Washingtonians filed 5,545 new, or “initial,” claims for jobless benefits last week, up nearly 16% from the prior week, according to data posted Thursday by the state Employment Security Department.
The good news: New jobless claims in Washington aren’t out of line with historical patterns, which tend to reflect higher seasonal layoffs this time of year. Last week’s claims were still well below the number filed in the same week in pre-pandemic 2019.
Workers in Washington are also benefiting as employers seek to entice them with higher wages and other inducements. This week, two Seattle-area employers — Costco and Starbucks — announced plans to raise their minimum wages nationally, to $17 and $15, respectively.
Roberts also reports Washingtonians are less likely to quit their jobs than workers across the nation.
Employers in Washington have struggled to find enough workers — but it could have been worse: Washingtonians were far less likely to quit than was the case in nearly any other state, new federal data shows.
Just 82,000 Washington workers, or 2.4% of the state’s workforce, left their jobs in August, according to a report from the federal Bureau of Labor Statistics.
That’s a “quit rate” well below the August national average of 2.9% and lower than all but three other states — New York (2.2%), Connecticut (2.2%) and Pennsylvania (2.1%) — and Washington, D.C. (1.7%).
A number of factors are reviewed in the story – COVID, vaccination rates, wages, benefits, and labor regulations among them – but there’s no clear explanation.

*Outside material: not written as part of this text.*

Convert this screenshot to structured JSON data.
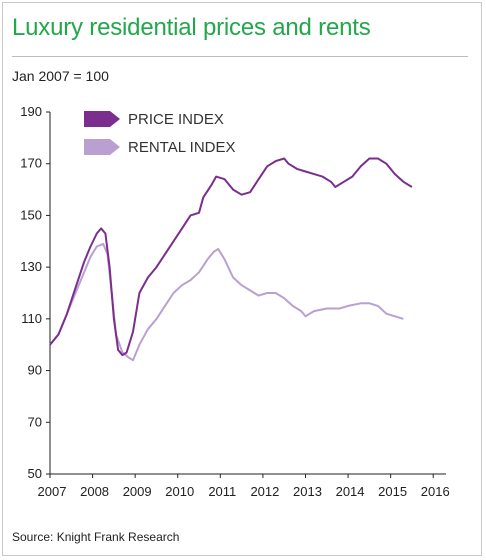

“In the midst of a labor shortage, any worker dissatisfied with their current job has a very good chance of finding something better — better pay, better benefits, better working conditions — if they look around,” Vigdor says. “From this perspective, it would make sense that states with stricter labor market regulations have lower quit rates.”
It’s an interesting read.
In other economic news, consumer spending was up a tick, but not as much as inflation or incomes.
American consumers slowed their spending to a gain of just 0.6% in September, a cautionary sign for an economy that remains in the grip of a pandemic and a prolonged bout of high inflation.
At the same time, a key inflation barometer that’s closely followed by the Federal Reserve surged 4.4% last month from a year earlier — the fastest such increase in three decades. And wages, a key component of inflation, jumped 0.8% — twice the August gain and a reflection of the growing ability of workers to compel higher pay from companies that are desperate to fill a near-record number of available jobs. A separate report Friday showed that wages jumped 1.5% in the three months that ended in September, the most on records dating back 20 years.
Tellingly, employers now say inflation is a bigger concern than Covid.
We’ll see. Things appear to be very uncertain at the moment.